Fourteen years after its founding and with a misinformation landscape many magnitudes more dire than anyone could’ve predicted, the News Literacy Project will herald in a new CEO this summer, marking a transition in leadership but not a change in direction for the education-focused nonprofit.
On June 30, founder and CEO Alan Miller, a Pulitzer Prize-winning journalist, will step down, allowing Charles Salter to step into the top spot.
Salter, who currently serves as NLP’s president and chief operating officer, will bring his background in education—as a teacher, a principal, a superintendent, and a nonprofit leader—to the organization’s growing staff.
In 2008, when Miller started the News Literacy Project following a visit to his daughter’s sixth grade class, he thought news literacy would be an important skill for students and educators in the age of burgeoning social media and smartphones. Indeed, it would turn out to be even more critical than he anticipated.
Misinformation “has actually become one of the greatest—if not the greatest—challenges of our time,” says Miller in an interview with EdSurge reflecting on the organization’s history and trajectory. “It underscores everything else: immigration, climate change, public health. If we can’t agree on what a fact is—if the marketplace of ideas breaks down—then how are we ever going to achieve consensus to tackle the other great challenges of our time? How are we ever going to bridge the digital divide—the digital abyss—if we have different realities of a pandemic, of the outcome of an election, of a war in Ukraine with Russia?”
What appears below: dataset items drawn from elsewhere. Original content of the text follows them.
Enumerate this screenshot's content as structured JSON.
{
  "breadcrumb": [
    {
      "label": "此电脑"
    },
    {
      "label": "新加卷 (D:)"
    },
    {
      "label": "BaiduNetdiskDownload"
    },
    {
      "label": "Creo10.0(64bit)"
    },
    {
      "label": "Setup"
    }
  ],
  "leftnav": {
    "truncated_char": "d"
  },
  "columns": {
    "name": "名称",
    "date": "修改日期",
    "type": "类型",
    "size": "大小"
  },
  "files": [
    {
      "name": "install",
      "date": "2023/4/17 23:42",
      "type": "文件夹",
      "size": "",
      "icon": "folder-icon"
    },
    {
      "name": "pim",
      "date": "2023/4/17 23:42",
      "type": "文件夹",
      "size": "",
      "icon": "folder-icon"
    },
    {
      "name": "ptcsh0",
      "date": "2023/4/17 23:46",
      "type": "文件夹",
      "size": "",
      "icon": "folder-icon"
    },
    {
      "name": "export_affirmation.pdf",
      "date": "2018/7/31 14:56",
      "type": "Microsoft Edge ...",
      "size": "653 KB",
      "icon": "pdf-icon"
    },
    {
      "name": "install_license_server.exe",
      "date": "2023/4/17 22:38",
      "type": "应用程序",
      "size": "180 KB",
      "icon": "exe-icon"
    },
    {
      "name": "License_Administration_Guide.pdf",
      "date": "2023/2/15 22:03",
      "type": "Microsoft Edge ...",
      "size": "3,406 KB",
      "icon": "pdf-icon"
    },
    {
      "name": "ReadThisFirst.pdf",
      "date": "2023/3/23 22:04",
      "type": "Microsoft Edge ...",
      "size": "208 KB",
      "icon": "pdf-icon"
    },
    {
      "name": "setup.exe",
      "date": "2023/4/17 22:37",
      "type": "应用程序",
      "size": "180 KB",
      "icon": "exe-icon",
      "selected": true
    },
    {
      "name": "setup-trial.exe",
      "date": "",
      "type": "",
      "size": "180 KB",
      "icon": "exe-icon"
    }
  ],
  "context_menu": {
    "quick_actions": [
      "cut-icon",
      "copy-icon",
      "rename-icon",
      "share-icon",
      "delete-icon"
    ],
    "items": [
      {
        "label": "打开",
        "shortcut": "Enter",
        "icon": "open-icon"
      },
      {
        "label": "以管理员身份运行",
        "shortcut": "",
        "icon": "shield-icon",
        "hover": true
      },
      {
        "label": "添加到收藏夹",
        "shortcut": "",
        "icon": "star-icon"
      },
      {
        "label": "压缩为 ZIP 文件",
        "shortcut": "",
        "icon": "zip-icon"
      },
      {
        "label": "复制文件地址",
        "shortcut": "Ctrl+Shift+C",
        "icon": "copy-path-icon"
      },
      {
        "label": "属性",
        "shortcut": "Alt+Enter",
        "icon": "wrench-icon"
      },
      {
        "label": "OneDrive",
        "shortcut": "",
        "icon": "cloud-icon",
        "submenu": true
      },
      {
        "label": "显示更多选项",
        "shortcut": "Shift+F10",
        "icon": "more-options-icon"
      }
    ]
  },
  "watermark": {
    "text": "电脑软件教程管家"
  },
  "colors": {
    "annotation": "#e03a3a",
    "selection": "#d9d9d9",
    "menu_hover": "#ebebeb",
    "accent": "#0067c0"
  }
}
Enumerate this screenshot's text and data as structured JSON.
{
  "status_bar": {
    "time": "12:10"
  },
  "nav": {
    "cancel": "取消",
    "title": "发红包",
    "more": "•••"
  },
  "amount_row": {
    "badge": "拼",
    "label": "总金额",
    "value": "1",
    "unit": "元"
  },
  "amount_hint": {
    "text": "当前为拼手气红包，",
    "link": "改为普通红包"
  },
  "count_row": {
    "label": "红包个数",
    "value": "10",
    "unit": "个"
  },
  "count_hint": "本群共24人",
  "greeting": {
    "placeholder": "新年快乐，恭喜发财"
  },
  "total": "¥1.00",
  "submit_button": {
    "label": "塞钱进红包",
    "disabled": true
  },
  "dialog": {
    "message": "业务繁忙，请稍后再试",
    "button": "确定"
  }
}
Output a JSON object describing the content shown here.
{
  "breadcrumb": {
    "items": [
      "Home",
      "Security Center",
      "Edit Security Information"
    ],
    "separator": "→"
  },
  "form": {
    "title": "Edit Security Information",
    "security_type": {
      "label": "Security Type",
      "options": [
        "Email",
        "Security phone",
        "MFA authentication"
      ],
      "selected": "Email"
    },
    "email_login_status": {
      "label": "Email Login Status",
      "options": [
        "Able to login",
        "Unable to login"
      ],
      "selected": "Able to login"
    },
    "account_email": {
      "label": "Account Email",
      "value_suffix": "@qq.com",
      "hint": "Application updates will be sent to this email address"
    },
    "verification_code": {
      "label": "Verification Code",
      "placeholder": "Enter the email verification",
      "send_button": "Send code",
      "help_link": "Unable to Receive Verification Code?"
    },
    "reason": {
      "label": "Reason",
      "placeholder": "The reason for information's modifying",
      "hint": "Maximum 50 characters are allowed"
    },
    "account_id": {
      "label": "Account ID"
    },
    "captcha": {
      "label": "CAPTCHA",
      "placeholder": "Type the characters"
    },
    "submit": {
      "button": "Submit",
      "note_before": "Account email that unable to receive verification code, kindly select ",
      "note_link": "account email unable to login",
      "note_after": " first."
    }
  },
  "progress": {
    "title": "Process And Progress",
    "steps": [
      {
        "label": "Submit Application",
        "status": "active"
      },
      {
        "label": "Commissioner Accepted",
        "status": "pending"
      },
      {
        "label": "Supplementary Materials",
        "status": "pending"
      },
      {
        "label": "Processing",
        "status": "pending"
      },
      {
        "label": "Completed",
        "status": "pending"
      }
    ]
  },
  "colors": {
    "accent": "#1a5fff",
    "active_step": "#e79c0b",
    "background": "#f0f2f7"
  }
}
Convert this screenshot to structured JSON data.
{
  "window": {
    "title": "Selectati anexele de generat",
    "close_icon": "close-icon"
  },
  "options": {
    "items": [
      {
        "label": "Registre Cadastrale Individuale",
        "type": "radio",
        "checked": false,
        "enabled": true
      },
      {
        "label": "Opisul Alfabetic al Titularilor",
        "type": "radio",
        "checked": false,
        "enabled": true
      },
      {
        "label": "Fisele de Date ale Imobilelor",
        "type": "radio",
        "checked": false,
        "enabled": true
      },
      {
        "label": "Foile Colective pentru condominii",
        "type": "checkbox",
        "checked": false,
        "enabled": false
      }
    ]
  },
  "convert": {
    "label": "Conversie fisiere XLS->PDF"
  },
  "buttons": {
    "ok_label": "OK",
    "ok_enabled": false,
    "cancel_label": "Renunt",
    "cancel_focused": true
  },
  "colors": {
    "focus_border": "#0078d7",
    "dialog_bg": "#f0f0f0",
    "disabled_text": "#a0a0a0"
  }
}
Miller added that, 14 years ago, if someone had told him that tens of millions of Americans would later believe and promote “absolutely discredited conspiratorial thinking”—and would be acting on it in ways that influenced public health decisions and the health of our democracy—he wouldn’t have believed it.
“In many ways, I feel like we went from being a voice in the wilderness to an answer to a prayer, particularly after the 2016 election,” he adds.
From its inception, NLP has sought to be strictly nonpartisan, aiming to teach people how to think about the news and information they consume, not what to think about it, Salter explains. The organization has done that through a weekly email newsletter called the Sift, an online learning platform called Checkology, and other resources and programs that have together reached an estimated 2 million students in the last year and more than 50,000 educators in all 50 states and 120 countries.
A number of major events in recent years, including the 2016 presidential election in the U.S., have underscored the need for better news literacy—the COVID-19 pandemic and the riots at the Capitol on Jan. 6, 2021, chief among them. During that time, the News Literacy Project has gone from a niche nonprofit to a leader in a national effort to create a more discerning public, starting with its young people and educators.
Now, as disinformation and misinformation continue to distort facts and manipulate truth—the most recent example being as large-scale as Russia’s invasion of Ukraine—NLP has gathered some momentum.
In its first 14 years, the organization raised more than $35 million, from a combination of foundations, corporations, and major and small donors. It has also grown to employ 30 staff. In its next four years, NLP aims to raise $36 million and double in size to 60 staff. This summer alone, NLP hopes to hire for and fill 15 new positions.
Part of that expansion, which will be led by Salter, includes an effort to reach not only teachers and learners but the general public as well.
“We’re doing that through exponential growth of the organization and not stealing anything from education,” Salter explains. “We’re simply building a new half.”
As NLP evolves, it will continue its work in education and build out more programming on that side. One effort is to help more states adopt media literacy requirements, as Texas and Illinois have done. Others include plans to develop a graduate-level course that trains educators to teach news literacy and a national news literacy conference for educators and students.
“We’re going to take our practice to the next level with things we haven’t done—community building, training, certification,” Salter says.
On the general public side, the organization plans to create a platform that anyone can visit to check facts on major issues and current events and to learn more about how to evaluate news and discern credible from incredible information.
“Our goal now is to turn the mission into a national movement,” Miller says. “We want to change the way people share and consume information so there’s a much greater sense of personal responsibility. We want to change the culture, the way we’ve seen with smoking and drunk driving and littering. That is a key fact and key driver in the new plan for our organization.”
As Salter takes the helm this summer, Miller will stay on with the title of founder and serve full time for an additional year, primarily working to fundraise for NLP and advise Salter. He will remain on the board indefinitely, he says.
Salter, for his part, says that although he will usher in a period of dramatic growth and expansion for NLP, the staff and general public can expect stability and continuity under his leadership.
“My style of management and strategic planning and what I prioritize has slowly become the organization’s approach. I don’t think folks will see much of a difference,” he says. “There’s nothing I’m sitting on that’s going to radically change, no drastic culture shift or even a shift in our priorities, because those have melded together in the last four years.”